Teem by Eptura detailed Root Cause Analysis | August 20, 2024
S2 O365 Multiple Users Marked Inactive
We are truly grateful for your continued support and loyalty. We value your feedback and appreciate your patience as we worked to resolve this incident.
Description:
Customers using O365 were unable to access the Teem platform. When trying to login, customers were met with an error message.
Type of Event:
Functionality Issue
Services/Modules impacted:
Production/ Office 365
Timeline (Reported MST):
On the morning of August 20, 2024, at approximately 8:20 AM MST, our support team began receiving reports from end users who were inadvertently marked as Inactive in the Teem platform. We promptly informed all Teem customers of the incident via our Status Page.
At 10:24 AM MST, we marked the Status Page as resolved. However, recognizing the importance of addressing this issue thoroughly, our engineering team continued to collaborate closely with our Support team to find a comprehensive solution.
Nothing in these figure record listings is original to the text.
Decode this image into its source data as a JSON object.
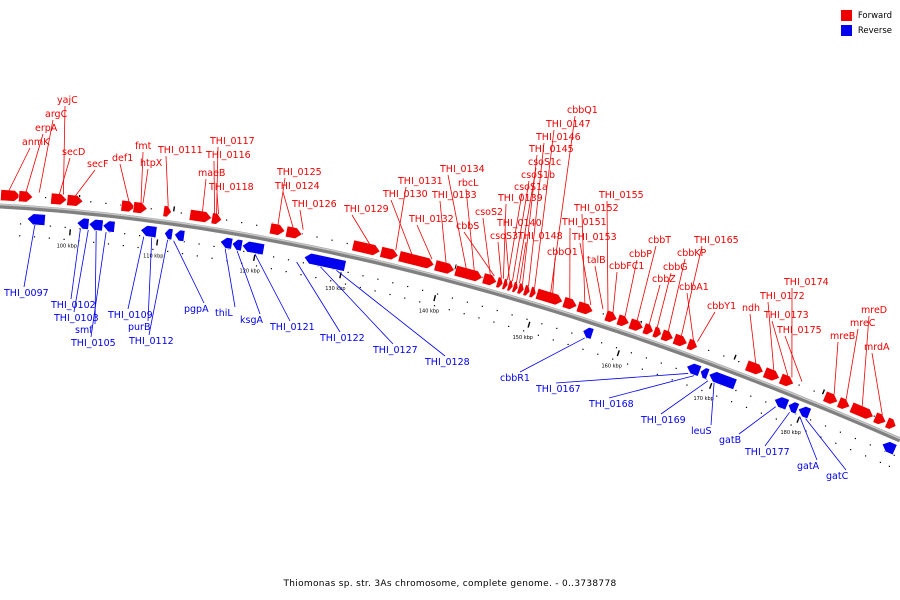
{
  "title": "Thiomonas sp. str. 3As chromosome, complete genome. - 0..3738778",
  "legend": [
    {
      "label": "Forward",
      "color": "#ee0000"
    },
    {
      "label": "Reverse",
      "color": "#0000ee"
    }
  ],
  "colors": {
    "forward": "#ee0000",
    "reverse": "#0000ee",
    "backbone": "#808080"
  },
  "ticks": [
    {
      "label": "100 kbp",
      "kbp": 100
    },
    {
      "label": "110 kbp",
      "kbp": 110
    },
    {
      "label": "120 kbp",
      "kbp": 120
    },
    {
      "label": "130 kbp",
      "kbp": 130
    },
    {
      "label": "140 kbp",
      "kbp": 140
    },
    {
      "label": "150 kbp",
      "kbp": 150
    },
    {
      "label": "160 kbp",
      "kbp": 160
    },
    {
      "label": "170 kbp",
      "kbp": 170
    },
    {
      "label": "180 kbp",
      "kbp": 180
    }
  ],
  "forward_genes": [
    "anmK",
    "erpA",
    "argC",
    "yajC",
    "secD",
    "secF",
    "def1",
    "fmt",
    "htpX",
    "THI_0111",
    "THI_0117",
    "THI_0116",
    "maeB",
    "THI_0118",
    "THI_0125",
    "THI_0124",
    "THI_0126",
    "THI_0129",
    "THI_0131",
    "THI_0130",
    "THI_0132",
    "THI_0134",
    "rbcL",
    "THI_0133",
    "cbbS",
    "csoS2",
    "csoS3",
    "THI_0139",
    "csoS1a",
    "csoS1b",
    "csoS1c",
    "THI_0145",
    "THI_0146",
    "THI_0147",
    "cbbQ1",
    "THI_0140",
    "THI_0148",
    "cbbO1",
    "THI_0151",
    "THI_0152",
    "THI_0153",
    "THI_0155",
    "talB",
    "cbbFC1",
    "cbbP",
    "cbbT",
    "cbbZ",
    "cbbG",
    "cbbKP",
    "THI_0165",
    "cbbA1",
    "cbbY1",
    "ndh",
    "THI_0172",
    "THI_0173",
    "THI_0174",
    "THI_0175",
    "mreB",
    "mreC",
    "mreD",
    "mrdA"
  ],
  "reverse_genes": [
    "THI_0097",
    "THI_0102",
    "THI_0103",
    "smf",
    "THI_0105",
    "THI_0109",
    "purB",
    "THI_0112",
    "pgpA",
    "thiL",
    "ksgA",
    "THI_0121",
    "THI_0122",
    "THI_0127",
    "THI_0128",
    "cbbR1",
    "THI_0167",
    "THI_0168",
    "THI_0169",
    "leuS",
    "gatB",
    "THI_0177",
    "gatA",
    "gatC"
  ]
}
To prevent further impact, the engineering team implemented a nightly script to revert the status of users marked as Inactive.
The investigation continued until November 1, 2024, when our engineering team successfully released a HotFix to address the issue. Although the initial HotFix did not fully resolve the problem, the team enhanced our logging capabilities to better track and understand the behavior.
On November 11, 2024, the additional logs provided valuable insights, enabling our engineering team to resolve the issue in our QA environment. The final HotFix was released on November 14, 2024, and customers have confirmed the resolution.
Total Duration of Event:
83 Days
Root Cause:
The issue arose from the concurrent processing of multiple user batches. During this process, one thread completed its task earlier than expected and inadvertently deleted all cache keys, including the main Sync_Key and associated batch_keys. This led to subsequent threads receiving an empty batch list, which resulted in the deprovisioning or deactivation of users.
Remediation:
To resolve this issue, we have implemented database row-level locking for batch processing. This ensures that batch processing happens sequentially, avoiding conflicts. Key updates include:
Preventative Action:
To prevent recurrence, we have made the following improvements:
Added extensive logging in CloudWatch to monitor and better understand process behavior.
Streamlined the user synchronization process to ensure that all O365 users are successfully synced with the Teem directory.
These enhancements will significantly improve the reliability and performance of our system. Thank you for your patience and support as we continue to make these improvements.